Later, Davis challenged the conviction in the part because
police didn’t seek a warrant when asking the cellphone provider, MetroPCS
Communications Inc., for location information that further linked him to 7 more
crime scenes from August to October 2010.
Davis challenged the Supreme Court’s decision after the 11th
Circuit Court of Appeals ruled this May. The appeal further stated that the
failure to obtain a warrant didn’t violate Davis’ right to be free from
unreasonable searches. Furthermore, the information that law enforcement
agencies can readily obtain from wireless carriers that depict where local
users connect at a time that they make a call. This will inevitably help the
police to investigate if the suspect was in the vicinity of the crime scene or
not.
Similar cases where objection was raised regarding companies
protecting their privacy rights are still pending in the lower courts. Lately,
the four major wireless carriers, Verizon, AT&T, Sprint and T-Mobile, have
received thousands of requests from the law enforcement for what is known as
“cell site location information,” or CSLI.

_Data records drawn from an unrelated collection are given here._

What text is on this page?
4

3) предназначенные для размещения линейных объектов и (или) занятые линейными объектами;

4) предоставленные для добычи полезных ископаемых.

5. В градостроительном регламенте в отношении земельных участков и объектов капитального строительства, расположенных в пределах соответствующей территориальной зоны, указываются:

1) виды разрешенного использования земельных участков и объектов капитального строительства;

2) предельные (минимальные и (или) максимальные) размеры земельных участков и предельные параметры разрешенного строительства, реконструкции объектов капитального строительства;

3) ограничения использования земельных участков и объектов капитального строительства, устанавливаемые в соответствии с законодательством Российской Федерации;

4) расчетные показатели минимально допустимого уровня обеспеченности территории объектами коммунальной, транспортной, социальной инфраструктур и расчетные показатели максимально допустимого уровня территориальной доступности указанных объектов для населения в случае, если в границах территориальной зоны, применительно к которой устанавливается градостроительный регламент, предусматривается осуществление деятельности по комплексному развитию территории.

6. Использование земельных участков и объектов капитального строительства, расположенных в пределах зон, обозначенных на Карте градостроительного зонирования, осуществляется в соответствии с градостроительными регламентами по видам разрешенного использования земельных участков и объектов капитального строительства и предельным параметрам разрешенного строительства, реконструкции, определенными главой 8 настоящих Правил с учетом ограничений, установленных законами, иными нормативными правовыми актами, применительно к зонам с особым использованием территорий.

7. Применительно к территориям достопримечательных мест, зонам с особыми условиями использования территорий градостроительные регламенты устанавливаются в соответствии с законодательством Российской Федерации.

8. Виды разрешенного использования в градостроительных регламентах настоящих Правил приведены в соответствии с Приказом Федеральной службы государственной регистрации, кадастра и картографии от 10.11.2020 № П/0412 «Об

Davi’s lawyer at the American Civil Liberties Union defended him by saying that police require “probable cause” and also a warrant so as to avoid constitutionally unreasonable searches. But based on a provision of the Federal Stored Communication Act, the government stated it doesn’t need any specific cause to obtain customer records. Instead, it declared that prosecutors will have to show their “reasonable grounds” for the record and further investigation.